Overview of oneAPI/DPC++ programming model:

  • If you want a full discussion, we can set up another meeting since the full topic takes longer than 30 minutes. Additionally, can view the webinar. One big motivation of oneAPI for Intel is that we have lots of different hardware and want one software stack. Ten years ago, having multiple stacks was fine - people used different HW for different tasks. Now, with people wanting to do AI everywhere, people don't want to have to re-write code in lots of different languages and targeting lots of different HW systems. But there's no free lunch, as it's not possible to have a perfectly performance portable solution. Having a full SW stack for CPUs and GPUs for HPC is where the community is focused now, focusing on things people will use and different abstraction ideas.
  • The oneAPI stack has a foundation that sits on top of different devices; frameworks like Tensorflow that sit on top of that; and applications on top of that. People in linear algebra do a lot of low-level kernels, so they need low-level building blocks that are language agnostic. Level 0 is the bottom user-space layer where you can interact with MPI and OpenMP runtime and pass kernel objects back and forth.
  • The industry standard part of this is focused on DPC++ as a programming model and libraries that are part of the spec. We're not expecting everyone to program to Level 0, but it became apparent we needed to expose a low-level layer. DPC++ is a language front end based on Clang. The compiler infrastructure is based on LLVM. We are developing this in the open, including the language extensions. A lot of the language extensions built last year have been incorporated into Khronos SYCL that will be released soon. DPC++ is not proprietary, but we can go faster and work with the language TAB and Khronos standardization committee.
  • Are you ultimately aiming to get extensions back to SYCL?
    • Yes, though we are aware of some constraints. For example, bfloat16 is a non-standard data type, but it's a pseudo-standard. It's not likely that bfloat16 will be standardized in any language standard because it likely won't be IEEE standardized (it is not part of the IEEE 754-2019 standard). It's possible that bfloat16 data types won't land in Khronos SYCL, but could be supported by every clang/SYCL compiler. We are trying to make sure the Khronos language is extensible.
    • GCC has float128, but it's not standard.

Motivation for DPC++:

  • Bigger ecosystem than just GPU, but keeping in mind there are multiple HW vendors for GPUs, with different SYCL ecosystems for GPUs: Intel, CodePlay, hipSYCL (interfaces into CUDA Clang, interfaces to Nvidia and AMD). So you can get all the GPUs and CPUs out of SYCL. Additionally, SYCL has extensive hardware coverage for various devices, not just CPU and GPU.
  • DPC++ is the name of the compiler and the language dialect associated with it. All based on C++-17 (or will be). Not all compilers are 100% feature complete. SYCL 2020 is imminent. Why SYCL? OpenCL is too verbose and lacks good C++. SYCL is the first standard programming model designed for heterogeneity with modern C++.

OpenCL example:

  • It's kind of tedious to do loadProgram. Plus, you need two different source codes, which is difficult to maintain if you change parameters.

SYCL 1.2.1 example:

  • SYCL 1.2.1 allows selecting devices. The buffer model and accessors - this is one of the most controversial parts of SYCL, but it's not going to be required anymore with the support of pointers.
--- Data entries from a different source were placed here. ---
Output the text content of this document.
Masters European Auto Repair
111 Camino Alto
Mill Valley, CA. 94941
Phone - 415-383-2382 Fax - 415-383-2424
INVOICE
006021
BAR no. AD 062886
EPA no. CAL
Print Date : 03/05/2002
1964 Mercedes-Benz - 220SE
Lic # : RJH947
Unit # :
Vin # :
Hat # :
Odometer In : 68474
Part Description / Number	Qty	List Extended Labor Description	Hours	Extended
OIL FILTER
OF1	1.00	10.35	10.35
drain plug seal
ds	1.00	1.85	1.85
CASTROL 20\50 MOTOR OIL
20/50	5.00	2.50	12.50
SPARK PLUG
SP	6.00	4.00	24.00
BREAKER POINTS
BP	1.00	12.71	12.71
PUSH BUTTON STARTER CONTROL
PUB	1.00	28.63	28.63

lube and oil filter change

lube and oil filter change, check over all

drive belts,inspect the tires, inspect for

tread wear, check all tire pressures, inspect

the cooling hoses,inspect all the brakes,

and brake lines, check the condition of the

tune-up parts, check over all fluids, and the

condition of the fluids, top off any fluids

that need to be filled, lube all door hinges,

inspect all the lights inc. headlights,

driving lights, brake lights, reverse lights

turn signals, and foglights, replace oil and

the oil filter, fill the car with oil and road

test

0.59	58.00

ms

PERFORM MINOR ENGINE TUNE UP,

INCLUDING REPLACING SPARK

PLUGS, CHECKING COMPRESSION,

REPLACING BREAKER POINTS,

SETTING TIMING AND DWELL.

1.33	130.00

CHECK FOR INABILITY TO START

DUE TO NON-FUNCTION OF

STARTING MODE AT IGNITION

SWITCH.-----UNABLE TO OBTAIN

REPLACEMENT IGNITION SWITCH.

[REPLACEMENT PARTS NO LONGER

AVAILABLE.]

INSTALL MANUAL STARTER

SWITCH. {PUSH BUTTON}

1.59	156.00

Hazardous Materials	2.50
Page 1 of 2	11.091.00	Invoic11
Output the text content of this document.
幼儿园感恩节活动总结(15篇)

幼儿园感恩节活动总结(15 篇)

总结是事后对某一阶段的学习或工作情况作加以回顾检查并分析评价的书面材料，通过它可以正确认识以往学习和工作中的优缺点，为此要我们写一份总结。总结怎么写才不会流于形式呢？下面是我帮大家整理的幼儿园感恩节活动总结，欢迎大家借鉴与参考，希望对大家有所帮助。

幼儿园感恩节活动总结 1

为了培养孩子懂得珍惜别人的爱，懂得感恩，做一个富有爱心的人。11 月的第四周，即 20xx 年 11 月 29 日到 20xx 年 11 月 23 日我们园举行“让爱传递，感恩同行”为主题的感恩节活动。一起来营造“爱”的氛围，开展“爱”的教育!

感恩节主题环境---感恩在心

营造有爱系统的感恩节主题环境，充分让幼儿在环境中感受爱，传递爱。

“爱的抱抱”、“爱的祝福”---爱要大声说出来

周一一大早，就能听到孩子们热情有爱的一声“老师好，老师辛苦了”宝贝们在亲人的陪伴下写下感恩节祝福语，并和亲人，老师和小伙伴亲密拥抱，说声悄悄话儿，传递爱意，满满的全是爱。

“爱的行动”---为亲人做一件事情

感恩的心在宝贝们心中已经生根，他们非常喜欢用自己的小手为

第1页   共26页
Various comments on the examples:

  • Lack of pointers was a big problem in OpenCL and their opaque handles to memory.
  • Explicitly declaring access intent for buffers (read-only, write-only, read-write) in SYCL is useful.
  • Kokkos can be seen as insufficiently restrictive precisely because access intent isn't built into the interface.
  • The tag class ("class nstream") required in SYCL 1.2.1 adds complexity, but it will become optional in the future since Clang knows how it name mangles (-fsycl-unnamed-lambda).
  • The "id<N>" in the kernel is funny since we have C++ and could do (i, j).